In croce!
Ecco la cover che ho disegnato per Millennium, il mensile diretto de Ilfattoquotidiano diretto da Peter Gomez che trovate in libreria da questa settimana. Perché Meloni crocifissa? Perché questo numero, il numero 100, è dedicato alla satira, ai suoi amici e ai suoi nemici: all’interno, tantissimi approfondimenti oltre ai contributi dei vignettisti del Fatto, un’intervista a Luttazzi, un brano di Dario Fo, Vergassola, lo stato di salute della satira nel mondo e molte altre cose che non posso dirle tutte. C’è anche un mio sfogo sui limiti della satira, che vi consiglio di leggere soprattutto se avete in mente di incontrarmi dal vivo e chiedermi quali sono i limiti della satira. Altrimenti poi non vi stupite se rovescio gli occhi nelle orbite e inzio a bestemmiare in alamanno e in goto. Insomma: recuperate Millennium di marzo! Siamo in libreria!



Se ci stava Patonzolo al suo posto si poteva pure scrivere SATIRO e sono convinta che lei lo avrebbe preferito semplicemente perché declinato al maschile
Millennium numero 100 con questa copertina e tutto il resto che c’è dentro è da collezione, davvero. L’articolo di Nat poi, è pieno di belle citazioni e fa riflettere su certi stereotipi (es. : “giullari contro re”).
p. s. Non ripeterò la domandona a lettere maiuscole di due gg fa per paura di un’eventuale reazione di Nat “dal vivo” 😅
ma anch’io propongo la domanda che ha posto lui:
Perché chiedete sempre ai comici (e vignettisti) di darsi un limite e non lo chiedete mai ai politici?
L’ avevo già vista nella newsletter.
Meravigliosa.
😄👍🏻
Gentile Nat: piccola precisazione storica: i condannati alla crocifissione venivano crocifissi nudi! (Per Gesù vi fu una variante ma questo è altra storia.) La signora premier è la seconda eccezione?
Se è per precisare allora i Goti bestemmiavano in Gotico e gli Alamanni in Alemanno…ha haha
Qualche giorno fa compariva qui il quesito “cos’ha fatto di buono il governo Meloni”. Secondo me due cose: (1) aver condotto una pessima campagna referendaria, (2) aver ulteriormente stimolato l’inventiva di Nat, le cui vignette si potrebbero definire “il cimento dell’armonia e dell’invenzione”!
Mi pare che nessuno abbia fin qui colto la coltissima citazione del Maestrone. Da “Bisanzio”:
Sentivo i canti osceni degli avvinazzati,
di gente dallo sguardo pitturato e vuoto…

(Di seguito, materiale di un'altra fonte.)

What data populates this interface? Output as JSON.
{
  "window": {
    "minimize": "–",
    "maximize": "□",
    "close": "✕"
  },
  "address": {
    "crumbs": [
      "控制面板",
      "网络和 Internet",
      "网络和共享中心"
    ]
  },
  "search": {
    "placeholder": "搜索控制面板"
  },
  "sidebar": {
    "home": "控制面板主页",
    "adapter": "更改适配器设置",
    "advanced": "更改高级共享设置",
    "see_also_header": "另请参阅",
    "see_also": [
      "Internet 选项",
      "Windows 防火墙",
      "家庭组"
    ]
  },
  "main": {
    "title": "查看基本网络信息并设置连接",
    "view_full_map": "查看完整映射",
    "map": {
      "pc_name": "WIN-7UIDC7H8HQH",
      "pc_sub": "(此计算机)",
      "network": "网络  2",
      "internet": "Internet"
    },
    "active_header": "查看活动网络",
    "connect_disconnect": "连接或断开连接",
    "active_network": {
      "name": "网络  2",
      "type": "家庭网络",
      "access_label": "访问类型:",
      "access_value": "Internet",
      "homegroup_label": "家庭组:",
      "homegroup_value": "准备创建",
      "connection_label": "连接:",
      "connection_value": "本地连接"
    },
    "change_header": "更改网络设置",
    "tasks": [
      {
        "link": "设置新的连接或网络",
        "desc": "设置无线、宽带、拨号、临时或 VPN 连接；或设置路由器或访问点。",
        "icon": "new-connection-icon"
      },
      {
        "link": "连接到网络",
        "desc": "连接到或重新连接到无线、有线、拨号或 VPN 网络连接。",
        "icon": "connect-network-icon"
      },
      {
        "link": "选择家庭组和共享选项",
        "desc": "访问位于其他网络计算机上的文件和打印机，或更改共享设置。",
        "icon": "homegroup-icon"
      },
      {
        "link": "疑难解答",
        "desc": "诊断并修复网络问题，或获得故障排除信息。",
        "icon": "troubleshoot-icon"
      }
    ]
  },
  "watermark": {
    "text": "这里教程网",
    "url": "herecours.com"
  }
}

ippodromo, bordello e nordici soldati,
Romani e Greci urlate dove siete andati…
Sentivo bestemmiare in Alamanno e in Goto…
Ha ragione Signor Piloton, chiedo venia a Nat…mi sembrava un errore troppo banale…si impara sempre qualcosa, anche in un blog di comunistelli come scrive qualcuno…
Ah ecco: era “Bisanzio”, non “Samarcanda”… 😁😋
ECCO GRAZIE
L’estremo sacrificio !!!!!! fatto per noi?????? Io dico NO
La vignetta fa schifo
vignetta orrenda, oltretutto inadatta ed offensiva, molti ignorano il reato di VILIPENDIO.
Piccolo suggerimento. Quando guardi un’opera satirica la prima domanda che ti devi fare è sempre “chi è il bersaglio?”, avendo massima cura nella tua indagine di evitare l’errore ricorrente di confondere il mezzo con il fine.
Nel nostro caso il bersaglio della satira (e quindi il fine) è la Presidente del Consiglio. La religione, o meglio l’allegoria religiosa, è lo strumento (il mezzo) attraverso cui viene “colpita” la PdC, effigiata come martire inchiodata ad una croce che rappresenta il referendum.
Non c’è nulla di offensivo quindi nella vignetta ma un’applicazione quasi scolastica dei canoni più basilari della satira: colpire i potenti utilizzando gli “strumenti del mestiere”, che nella satira sono tipicamente politica, religione, morte, sesso.
Se ti senti offeso chiediti perché e ragionaci sopra, ma con la testa non a sensazione o con la pancia.
bob, perché vilipendio? Trovi riprovevole il simbolo della croce?
È il simbolo per eccellenza di chi si è immolato per noi, il simbolo più importante del Cristianesimo. Ed egli è cristiana ecc.. ecc..
Chi più del premier si sta sacrificando per noi! (ahahahahahahahaha)
😂😂👏👏👏
Non so quanti coglieranno la citazione gucciniana (da “Bisanzio”) relativa al “bestemmiare in Alamanno e in Goto”: io l’ho apprezzata moltissimo!